Many Israelis, however, had never stopped dreaming of a Greater Israel. Some justified their desire for more territory on strategic grounds; others were motivated more by national and religious sentiments. Although they remained outside the mainstream, both camps exerted considerable moral and political influence during Israel's first 20 years.

Gorenberg writes with great insight about such forces, including radicals within the ruling Labor movement who had opposed the idea of partition since the 1920s and continued to do so after Israel's independence. He quotes leading rabbis who prayed that the Jews would recapture the Western Wall and other holy sites that had fallen under Jordanian control in 1949. He gives scant attention, however, to another important force: Menachem Begin's right-wing Herut (Freedom) Party, which, after 1948, did more than any other group to keep the hope for a Greater Israel on the political agenda. As a member of the war cabinet, which was hastily formed in June 1967, Begin played a major part in the fateful decision to occupy East Jerusalem, the West Bank, and Gaza.

This decision was by no means a natural or necessary consequence of the war. In 1967, the primary military threat to Israel came from Egypt. This threat, however, was effectively eliminated during the first hour of the war, when the Israeli Air Force wiped out almost all of Egypt's warplanes before they even took off. From that point on, Israel no longer had reason to fear for its existence. Why, then, did it nevertheless proceed to occupy the West Bank? Only six months before the war, Israeli intelligence experts had warned the government against seizing the area, since doing so would require Israel to control a large, hostile Palestinian population. Yet the government ignored this advice. True, the Jordanian army provoked Israel by disregarding warnings not to shell the Israeli sections of Jerusalem. But fending off Jordan's attack did not require occupying the West Bank. Taking that land was an irrational act contrary to Israel's national interest.

The explanation for this folly seems to lie in the euphoria that seized Israel's war cabinet following the quick military conquest on the Egyptian front. Reason and strategy were forgotten. None of Israel's government ministers even asked whether it was really in the nation's interest to seize the West Bank and Jerusalem's Old City; the value of such land was treated as self-evident.
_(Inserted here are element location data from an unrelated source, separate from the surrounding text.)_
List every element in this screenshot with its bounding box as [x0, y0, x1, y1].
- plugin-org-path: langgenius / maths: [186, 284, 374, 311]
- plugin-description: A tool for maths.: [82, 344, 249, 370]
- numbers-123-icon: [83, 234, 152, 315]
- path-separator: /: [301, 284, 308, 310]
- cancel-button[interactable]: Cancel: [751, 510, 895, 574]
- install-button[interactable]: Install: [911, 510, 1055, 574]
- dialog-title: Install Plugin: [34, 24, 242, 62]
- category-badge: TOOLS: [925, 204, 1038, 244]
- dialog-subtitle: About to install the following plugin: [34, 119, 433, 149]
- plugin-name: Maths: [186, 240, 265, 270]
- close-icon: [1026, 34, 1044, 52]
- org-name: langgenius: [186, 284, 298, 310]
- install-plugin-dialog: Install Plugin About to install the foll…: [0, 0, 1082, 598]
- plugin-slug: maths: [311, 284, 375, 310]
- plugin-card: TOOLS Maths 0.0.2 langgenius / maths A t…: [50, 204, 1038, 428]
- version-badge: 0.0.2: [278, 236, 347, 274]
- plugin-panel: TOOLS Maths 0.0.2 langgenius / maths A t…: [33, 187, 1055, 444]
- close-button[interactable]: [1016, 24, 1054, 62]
Victory, in fact, seems to have driven the entire country into a frenzy. Many Israelis acted as though they had been miraculously rescued from annihilation and had reached the age of redemption; they interpreted winning as a sign from God. The army's own chief rabbi, Shlomo Goren, demanded that the mosques on the Temple Mount be blown up; David Ben-Gurion (Israel's first prime minister) wanted the Old City's walls destroyed; and Prime Minister Levi Eshkol seriously considered transferring hundreds of thousands of Palestinians out of the territories and to Iraq.